Science policy in Latvia is developed in accordance with the Latvian Research and Innovation Strategy for Smart Specialisation (RIS3).
The aim of national science policy is to strengthen Latvia’s research and innovation capacity in priority directions and RIS3 areas, transforming productive structures towards more resource-efficient activities that create higher added value. This goal is approached by increasing investments and lessening institutional barriers. The research and innovation system is being developed which encourages the regeneration of human capital and infrastructure, creating new scientific knowledge and boosting technological progress.
We develop our scientific potential on the basis of the existing scientific traditions, particularly in organic chemistry, medical chemistry, genetic engineering, physics, materials science and information technologies. The highest number of inventions, which are patented both nationwide and abroad, are made in the branch of medical chemistry.
Smart specialization strategy (RIS3)
RIS3 as national research and innovation strategy has been established to articulate and promote the transformation of the Latvia’s economic structure to make it more competitive, strategically prioritising efforts in the most promising areas of research and economic sectors. The strategy also facilitates the creation of policy instruments which release the innovation potential thus promoting knowledge-intensive socioeconomic development.
In Latvia, 5 Smart Specialization areas and one horizontal area – Social Sciences and Humanities have been defined taking into account the potential directions of economic transformation and economic development priorities.

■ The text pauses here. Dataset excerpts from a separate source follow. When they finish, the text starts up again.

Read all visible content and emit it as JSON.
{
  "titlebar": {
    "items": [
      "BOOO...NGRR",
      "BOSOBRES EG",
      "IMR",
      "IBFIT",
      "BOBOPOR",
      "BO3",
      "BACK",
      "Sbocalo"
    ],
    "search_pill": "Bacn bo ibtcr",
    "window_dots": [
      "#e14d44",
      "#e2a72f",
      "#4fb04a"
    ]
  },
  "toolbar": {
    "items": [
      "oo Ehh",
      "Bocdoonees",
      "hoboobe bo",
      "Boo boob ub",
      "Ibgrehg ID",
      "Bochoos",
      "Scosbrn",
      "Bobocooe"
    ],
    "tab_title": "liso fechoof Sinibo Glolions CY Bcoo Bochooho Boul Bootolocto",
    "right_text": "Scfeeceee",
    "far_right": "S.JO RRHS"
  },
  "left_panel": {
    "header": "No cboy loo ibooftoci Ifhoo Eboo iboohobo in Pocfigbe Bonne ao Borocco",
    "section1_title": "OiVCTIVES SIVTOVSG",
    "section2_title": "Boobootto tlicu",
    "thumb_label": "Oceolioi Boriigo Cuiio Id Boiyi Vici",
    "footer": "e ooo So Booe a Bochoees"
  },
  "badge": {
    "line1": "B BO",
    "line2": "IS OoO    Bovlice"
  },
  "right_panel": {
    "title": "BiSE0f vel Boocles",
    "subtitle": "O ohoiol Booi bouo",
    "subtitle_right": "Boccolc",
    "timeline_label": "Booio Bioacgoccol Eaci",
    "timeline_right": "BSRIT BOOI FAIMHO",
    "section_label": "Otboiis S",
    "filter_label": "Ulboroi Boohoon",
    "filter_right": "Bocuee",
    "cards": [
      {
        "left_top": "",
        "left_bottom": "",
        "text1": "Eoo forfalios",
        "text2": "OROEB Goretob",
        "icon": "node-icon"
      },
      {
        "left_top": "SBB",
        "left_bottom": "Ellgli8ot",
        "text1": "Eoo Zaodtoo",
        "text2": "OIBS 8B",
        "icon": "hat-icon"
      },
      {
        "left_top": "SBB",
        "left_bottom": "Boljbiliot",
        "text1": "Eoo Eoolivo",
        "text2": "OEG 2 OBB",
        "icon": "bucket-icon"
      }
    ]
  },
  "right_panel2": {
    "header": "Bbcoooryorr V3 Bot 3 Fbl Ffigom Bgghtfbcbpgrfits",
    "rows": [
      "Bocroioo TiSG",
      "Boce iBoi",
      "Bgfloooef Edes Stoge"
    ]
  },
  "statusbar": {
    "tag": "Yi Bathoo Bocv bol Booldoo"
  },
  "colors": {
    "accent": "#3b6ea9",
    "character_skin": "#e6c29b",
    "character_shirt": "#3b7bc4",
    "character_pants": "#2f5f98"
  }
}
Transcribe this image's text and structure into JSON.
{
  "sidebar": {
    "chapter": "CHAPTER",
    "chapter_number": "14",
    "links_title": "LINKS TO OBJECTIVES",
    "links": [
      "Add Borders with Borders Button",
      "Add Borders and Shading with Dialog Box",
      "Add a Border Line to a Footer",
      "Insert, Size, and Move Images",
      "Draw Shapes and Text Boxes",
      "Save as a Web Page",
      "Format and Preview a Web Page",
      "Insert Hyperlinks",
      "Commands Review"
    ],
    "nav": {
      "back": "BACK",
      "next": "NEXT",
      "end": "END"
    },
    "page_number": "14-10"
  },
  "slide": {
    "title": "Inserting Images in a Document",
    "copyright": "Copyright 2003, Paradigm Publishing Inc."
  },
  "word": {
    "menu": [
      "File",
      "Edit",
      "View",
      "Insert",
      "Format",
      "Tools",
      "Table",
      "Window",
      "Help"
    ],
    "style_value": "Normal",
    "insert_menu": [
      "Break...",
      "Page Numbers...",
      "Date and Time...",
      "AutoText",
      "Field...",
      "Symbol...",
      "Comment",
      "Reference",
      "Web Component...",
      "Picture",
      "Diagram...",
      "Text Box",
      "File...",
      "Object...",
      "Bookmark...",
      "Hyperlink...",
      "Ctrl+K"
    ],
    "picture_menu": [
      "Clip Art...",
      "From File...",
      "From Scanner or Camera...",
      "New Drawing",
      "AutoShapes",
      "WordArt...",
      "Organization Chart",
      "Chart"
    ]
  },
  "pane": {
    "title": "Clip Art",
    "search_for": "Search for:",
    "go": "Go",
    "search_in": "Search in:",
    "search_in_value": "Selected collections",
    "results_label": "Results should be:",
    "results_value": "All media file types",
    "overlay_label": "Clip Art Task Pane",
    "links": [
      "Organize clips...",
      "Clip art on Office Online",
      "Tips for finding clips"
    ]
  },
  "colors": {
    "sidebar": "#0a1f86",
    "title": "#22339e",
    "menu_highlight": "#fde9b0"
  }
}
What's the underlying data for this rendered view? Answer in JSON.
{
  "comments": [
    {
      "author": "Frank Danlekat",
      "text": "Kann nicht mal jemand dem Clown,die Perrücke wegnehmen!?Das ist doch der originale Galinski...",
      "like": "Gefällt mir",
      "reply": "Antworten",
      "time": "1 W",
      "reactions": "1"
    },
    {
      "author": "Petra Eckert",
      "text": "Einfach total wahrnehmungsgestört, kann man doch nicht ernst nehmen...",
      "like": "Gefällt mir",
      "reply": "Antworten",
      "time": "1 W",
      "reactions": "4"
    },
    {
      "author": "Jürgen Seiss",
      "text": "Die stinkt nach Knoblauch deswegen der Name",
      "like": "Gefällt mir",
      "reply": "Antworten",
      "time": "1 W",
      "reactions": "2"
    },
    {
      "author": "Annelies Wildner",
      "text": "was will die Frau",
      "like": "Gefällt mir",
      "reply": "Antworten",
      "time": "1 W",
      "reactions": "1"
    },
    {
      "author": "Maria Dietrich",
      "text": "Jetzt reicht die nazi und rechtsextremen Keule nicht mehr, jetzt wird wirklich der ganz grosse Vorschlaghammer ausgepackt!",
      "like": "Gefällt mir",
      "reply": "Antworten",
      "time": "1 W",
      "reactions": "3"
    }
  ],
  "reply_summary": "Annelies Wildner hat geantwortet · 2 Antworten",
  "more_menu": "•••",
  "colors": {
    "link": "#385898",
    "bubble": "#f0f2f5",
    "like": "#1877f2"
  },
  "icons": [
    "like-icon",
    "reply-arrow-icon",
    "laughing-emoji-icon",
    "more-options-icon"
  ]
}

In 2014, Latvia joined the EC RIS3 Platform to develop competence in implementing RIS3 and to facilitate research and innovation cooperation with other EU regions.
Priority directions in science
The national Priority directions in science are revised every four years with the aim of focusing scientific activities towards strategically significant areas for the sustainability and development of Latvia. These Priority directions are also accompanied by financing from the state budget. They are implemented via two research programs: the Fundamental and Applied Research Program and the National Research Program.
The Ministry of Education and Science commissioned a report where sectoral stakeholders (relevant ministries, professional associations, non-governmental organizations and enterprise actors) were surveyed about the most important challenges for society and the future requirements for Latvia’s knowledge base and sectoral human capital development. These recommendations were then integrated into the Priority directions in science for 2018 – 2021.